One immediate change from previous talks was the choice of language. Mann told reporters they were being held in English, unlike previous rounds under Mahmoud Ahmadinejad, Rouhani’s hard-line predecessor, where Farsi translation was provided.
A former senior U.N. official who has acted as an intermediary between U.S. and Iranian officials said the six powers want significant cuts in the number of Iranian centrifuges now enriching uranium.
They also demand that Iran ship out to another country not only the 20 percent uranium it now has but also most of the tons of low-enriched uranium it has produced. And they want caps on the amount of enriched uranium that Iran could keep at any time. The official spoke on condition of anonymity because he was not authorized to comment on the talks.

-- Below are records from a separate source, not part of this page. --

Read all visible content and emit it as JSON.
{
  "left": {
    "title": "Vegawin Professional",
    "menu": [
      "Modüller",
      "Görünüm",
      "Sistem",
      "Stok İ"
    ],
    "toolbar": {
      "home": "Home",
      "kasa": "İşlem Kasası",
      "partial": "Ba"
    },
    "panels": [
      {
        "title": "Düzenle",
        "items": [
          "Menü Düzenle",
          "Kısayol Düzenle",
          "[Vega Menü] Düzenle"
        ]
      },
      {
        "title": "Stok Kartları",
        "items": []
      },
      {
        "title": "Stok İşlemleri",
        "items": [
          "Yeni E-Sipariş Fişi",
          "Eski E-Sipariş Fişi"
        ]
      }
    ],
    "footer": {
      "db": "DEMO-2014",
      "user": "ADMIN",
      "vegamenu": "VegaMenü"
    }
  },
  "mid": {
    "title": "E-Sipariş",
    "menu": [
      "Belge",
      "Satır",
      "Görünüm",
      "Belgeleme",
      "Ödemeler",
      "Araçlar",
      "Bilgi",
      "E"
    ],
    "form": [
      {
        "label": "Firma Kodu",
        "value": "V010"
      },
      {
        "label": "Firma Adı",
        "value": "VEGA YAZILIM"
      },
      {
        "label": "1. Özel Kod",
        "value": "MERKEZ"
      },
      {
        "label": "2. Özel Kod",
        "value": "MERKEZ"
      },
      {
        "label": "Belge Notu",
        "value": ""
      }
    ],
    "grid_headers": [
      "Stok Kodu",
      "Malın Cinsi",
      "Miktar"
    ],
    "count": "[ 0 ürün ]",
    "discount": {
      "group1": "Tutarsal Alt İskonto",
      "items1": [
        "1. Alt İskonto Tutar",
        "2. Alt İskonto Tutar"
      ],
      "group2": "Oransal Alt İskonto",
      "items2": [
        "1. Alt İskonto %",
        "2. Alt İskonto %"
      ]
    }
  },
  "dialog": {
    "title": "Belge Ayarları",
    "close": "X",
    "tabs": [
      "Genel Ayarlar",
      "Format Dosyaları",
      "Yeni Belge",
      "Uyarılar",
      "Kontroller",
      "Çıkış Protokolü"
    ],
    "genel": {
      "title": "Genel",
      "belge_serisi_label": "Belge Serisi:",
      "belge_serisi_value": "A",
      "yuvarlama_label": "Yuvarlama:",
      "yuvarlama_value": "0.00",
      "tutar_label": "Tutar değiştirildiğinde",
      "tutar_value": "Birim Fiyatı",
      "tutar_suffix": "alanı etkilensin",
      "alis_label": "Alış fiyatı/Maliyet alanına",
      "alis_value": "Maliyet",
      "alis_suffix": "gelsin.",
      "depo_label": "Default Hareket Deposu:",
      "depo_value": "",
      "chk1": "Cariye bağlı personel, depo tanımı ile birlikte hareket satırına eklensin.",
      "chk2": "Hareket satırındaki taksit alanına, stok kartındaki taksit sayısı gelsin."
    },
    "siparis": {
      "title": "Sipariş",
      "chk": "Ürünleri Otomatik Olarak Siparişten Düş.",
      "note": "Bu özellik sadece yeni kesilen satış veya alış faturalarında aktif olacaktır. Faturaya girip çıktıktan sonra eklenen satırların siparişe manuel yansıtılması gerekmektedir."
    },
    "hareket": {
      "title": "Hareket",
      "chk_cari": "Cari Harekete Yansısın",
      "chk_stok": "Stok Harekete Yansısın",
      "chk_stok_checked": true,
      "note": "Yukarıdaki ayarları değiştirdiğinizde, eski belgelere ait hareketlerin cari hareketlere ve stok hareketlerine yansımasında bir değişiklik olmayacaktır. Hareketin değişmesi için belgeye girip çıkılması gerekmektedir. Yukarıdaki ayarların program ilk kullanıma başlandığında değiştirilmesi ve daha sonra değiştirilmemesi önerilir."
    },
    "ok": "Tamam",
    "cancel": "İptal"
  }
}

Iran says it needs this material to power a future reactor network. Iranian state television has quoted Araghchi as saying that Tehran was ready to discuss its enrichment program but would never ship enriched materials abroad.
While seeking to reduce enrichment at Iran’s sprawling underground facility at Natanz, the six powers also want Iran to completely close the heavily fortified enrichment plant at Fordo, south of Tehran.
Demands to reduce enrichment instead of stopping it implicitly recognize Iran’s right to enrich uranium for peaceful purposes. That already is a victory for Tehran, considering talks began 10 years ago with the international community calling on the Islamic Republic to mothball its enrichment program.